Paul Williams: 'This has sent shock waves through the force and community'
The arrests of a Garda superintendent and inspector as part of a corruption investigation are a dramatic and unprecedented development which has sent shock waves through the force and the community.
It is always disturbing and concerning when senior members of the national police force are under suspicion for leaking information to an organised crime gang.
The three arrests - which also included a detective garda - are part of a long-running criminal investigation which began probing the links between a garda and a drug gang operating in the mid-west.
That officer was arrested earlier this year by colleagues in the National Bureau of Fraud Investigation. He was not among the three officers arrested yesterday morning.
At the time the Irish Independent revealed that the officer was suspected of receiving €20,000 in return for secret information on the progress of a CAB investigation into the gang's money laundering operation.
The arrests of the superintendent, inspector and detective in the south of the country are believed to be the latest development in that corruption investigation. The two senior officers who were detained shortly before 8am are well known and respected. Both men have extensive experience in investigating organised crime and played a crucial role in the capture and conviction of members of one of the country's most dangerous criminal gangs. The inspector was released from custody last night and was suspended from duty.

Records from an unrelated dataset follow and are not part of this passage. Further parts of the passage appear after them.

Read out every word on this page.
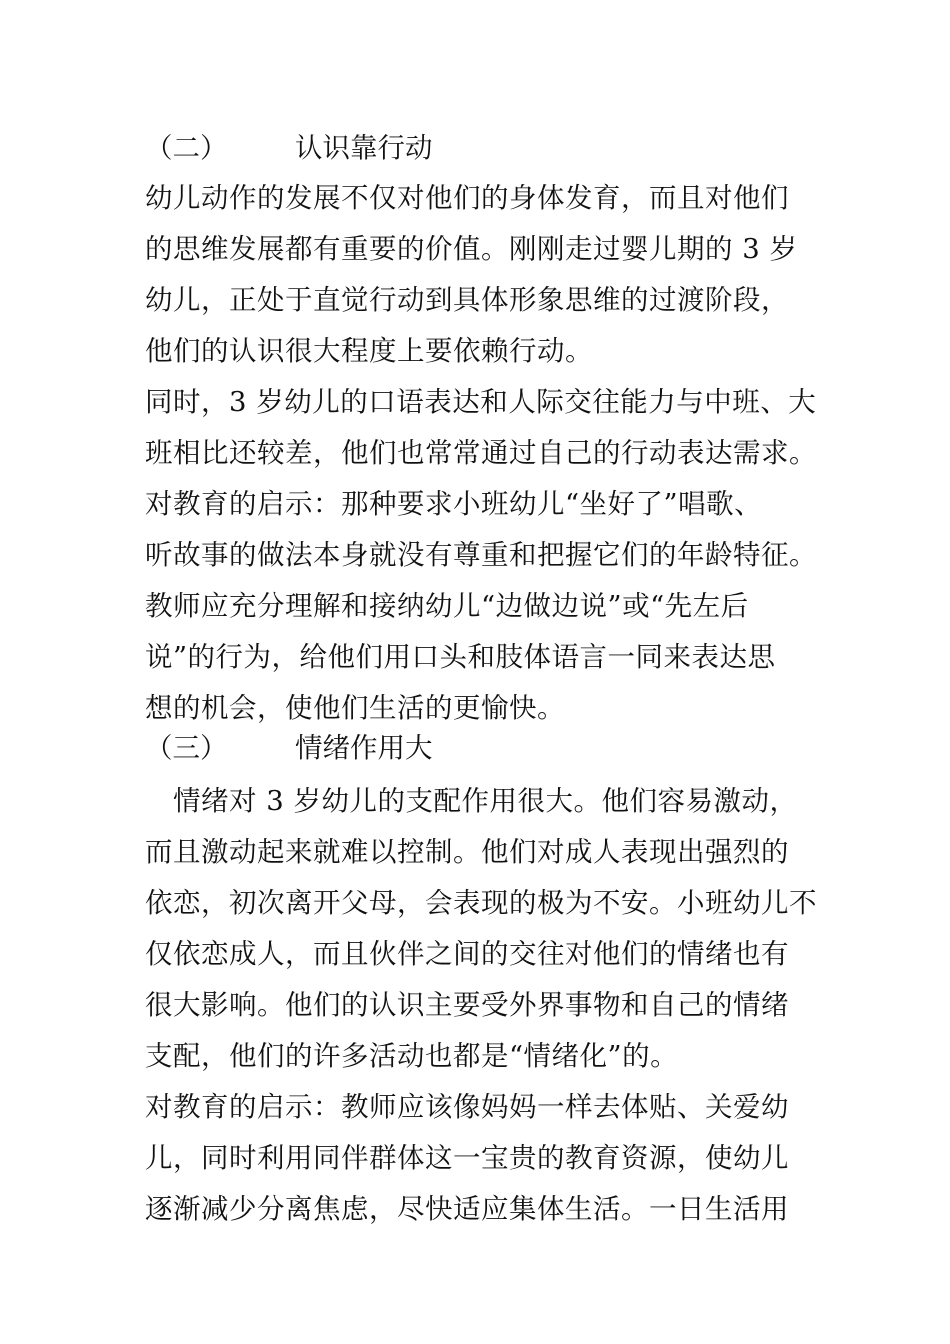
（二） 认识靠行动
幼儿动作的发展不仅对他们的身体发育，而且对他们
的思维发展都有重要的价值。刚刚走过婴儿期的 3 岁
幼儿，正处于直觉行动到具体形象思维的过渡阶段，
他们的认识很大程度上要依赖行动。
同时，3 岁幼儿的口语表达和人际交往能力与中班、大
班相比还较差，他们也常常通过自己的行动表达需求。
对教育的启示：那种要求小班幼儿“坐好了”唱歌、
听故事的做法本身就没有尊重和把握它们的年龄特征。
教师应充分理解和接纳幼儿“边做边说”或“先左后
说”的行为，给他们用口头和肢体语言一同来表达思
想的机会，使他们生活的更愉快。
（三） 情绪作用大
　情绪对 3 岁幼儿的支配作用很大。他们容易激动，
而且激动起来就难以控制。他们对成人表现出强烈的
依恋，初次离开父母，会表现的极为不安。小班幼儿不
仅依恋成人，而且伙伴之间的交往对他们的情绪也有
很大影响。他们的认识主要受外界事物和自己的情绪
支配，他们的许多活动也都是“情绪化”的。
对教育的启示：教师应该像妈妈一样去体贴、关爱幼
儿，同时利用同伴群体这一宝贵的教育资源，使幼儿
逐渐减少分离焦虑，尽快适应集体生活。一日生活用
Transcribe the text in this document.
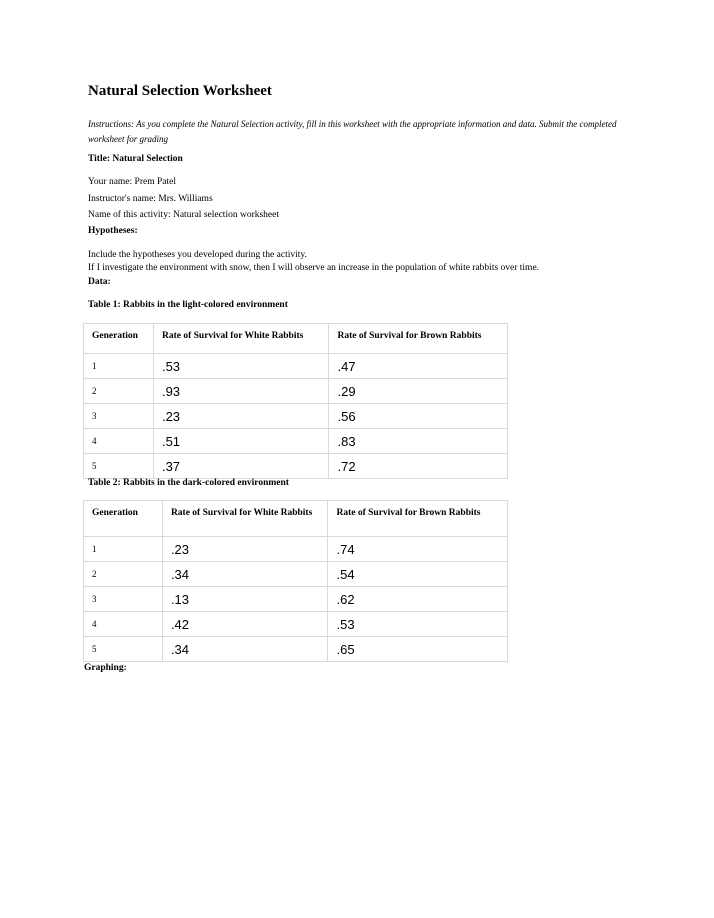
Natural Selection Worksheet
Instructions: As you complete the Natural Selection activity, fill in this worksheet with the appropriate information and data. Submit the completed worksheet for grading
Title: Natural Selection
Your name: Prem Patel
Instructor's name: Mrs. Williams
Name of this activity: Natural selection worksheet
Hypotheses:
Include the hypotheses you developed during the activity.
If I investigate the environment with snow, then I will observe an increase in the population of white rabbits over time.
Data:
Table 1: Rabbits in the light-colored environment
Generation	Rate of Survival for White Rabbits	Rate of Survival for Brown Rabbits
1	.53	.47
2	.93	.29
3	.23	.56
4	.51	.83
5	.37	.72
Table 2: Rabbits in the dark-colored environment
Generation	Rate of Survival for White Rabbits	Rate of Survival for Brown Rabbits
1	.23	.74
2	.34	.54
3	.13	.62
4	.42	.53
5	.34	.65
Graphing:
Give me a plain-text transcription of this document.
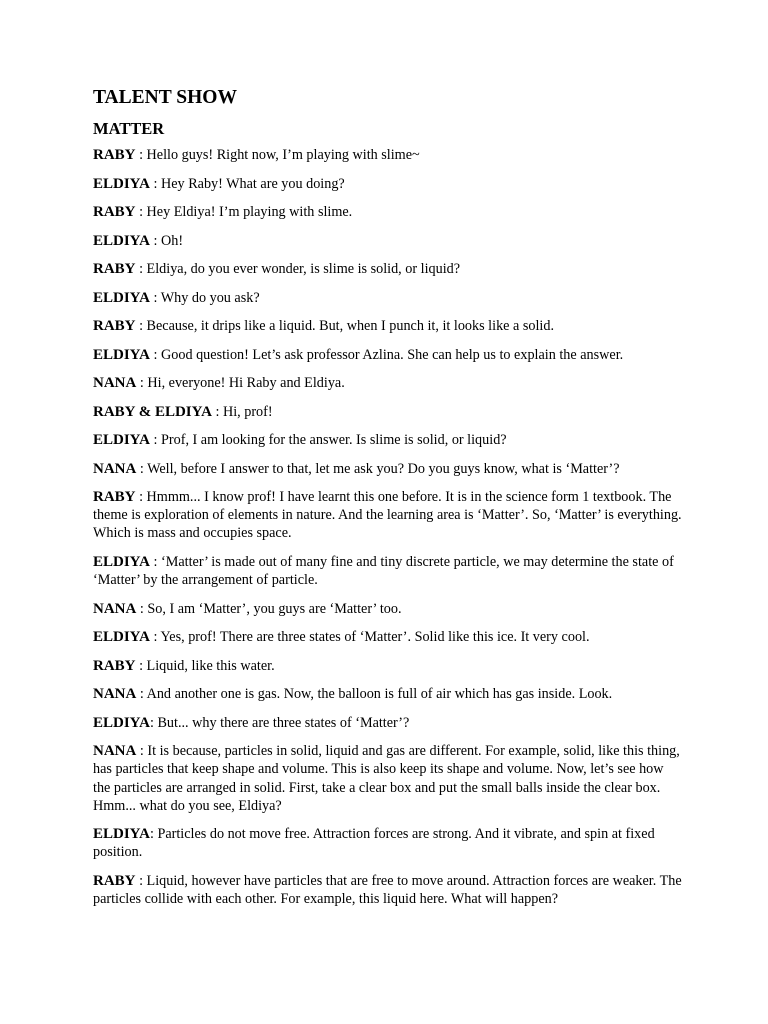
TALENT SHOW
MATTER

RABY : Hello guys! Right now, I’m playing with slime~

ELDIYA : Hey Raby! What are you doing?

RABY : Hey Eldiya! I’m playing with slime.

ELDIYA : Oh!

RABY : Eldiya, do you ever wonder, is slime is solid, or liquid?

ELDIYA : Why do you ask?

RABY : Because, it drips like a liquid. But, when I punch it, it looks like a solid.

ELDIYA : Good question! Let’s ask professor Azlina. She can help us to explain the answer.

NANA : Hi, everyone! Hi Raby and Eldiya.

RABY & ELDIYA : Hi, prof!

ELDIYA : Prof, I am looking for the answer. Is slime is solid, or liquid?

NANA : Well, before I answer to that, let me ask you? Do you guys know, what is ‘Matter’?

RABY : Hmmm... I know prof! I have learnt this one before. It is in the science form 1 textbook. The theme is exploration of elements in nature. And the learning area is ‘Matter’. So, ‘Matter’ is everything. Which is mass and occupies space.

ELDIYA : ‘Matter’ is made out of many fine and tiny discrete particle, we may determine the state of ‘Matter’ by the arrangement of particle.

NANA : So, I am ‘Matter’, you guys are ‘Matter’ too.

ELDIYA : Yes, prof! There are three states of ‘Matter’. Solid like this ice. It very cool.

RABY : Liquid, like this water.

NANA : And another one is gas. Now, the balloon is full of air which has gas inside. Look.

ELDIYA: But... why there are three states of ‘Matter’?

NANA : It is because, particles in solid, liquid and gas are different. For example, solid, like this thing, has particles that keep shape and volume. This is also keep its shape and volume. Now, let’s see how the particles are arranged in solid. First, take a clear box and put the small balls inside the clear box. Hmm... what do you see, Eldiya?

ELDIYA: Particles do not move free. Attraction forces are strong. And it vibrate, and spin at fixed position.

RABY : Liquid, however have particles that are free to move around. Attraction forces are weaker. The particles collide with each other. For example, this liquid here. What will happen?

Reliable and senior sources revealed that the decision to make the arrests, rather than interviewing the three officers, was not taken lightly. The sources confirmed the arrests are the culmination of a long-running investigation headed up by Assistant Commissioner John O'Driscoll, of special crime operations.
It is understood that the investigation included surveillance and the interception of phone and text conversations between a number of individuals over several months.
This arrest operation is unlike any other internal investigation in the history of An Garda Síochána. Previously the arrest of the former head of the Garda press office, the now disgraced superintendent Dave Taylor, was the first time an officer of such elevated rank was lifted as part of a criminal investigation. This related to the alleged disclosure of information to media, and not a criminal gang. The DPP eventually decided Taylor had no case to answer and his suspension from duty was lifted.
A senior source said: "The arrests have shocked everyone in the organisation because the guys involved are experienced and well respected. The decision to arrest senior members was not taken lightly because if it is found that the officers have no case to answer they would be perfectly entitled to sue the commissioner because accusing a police officer of corruption is the worst possible attack on a person's integrity and reputation."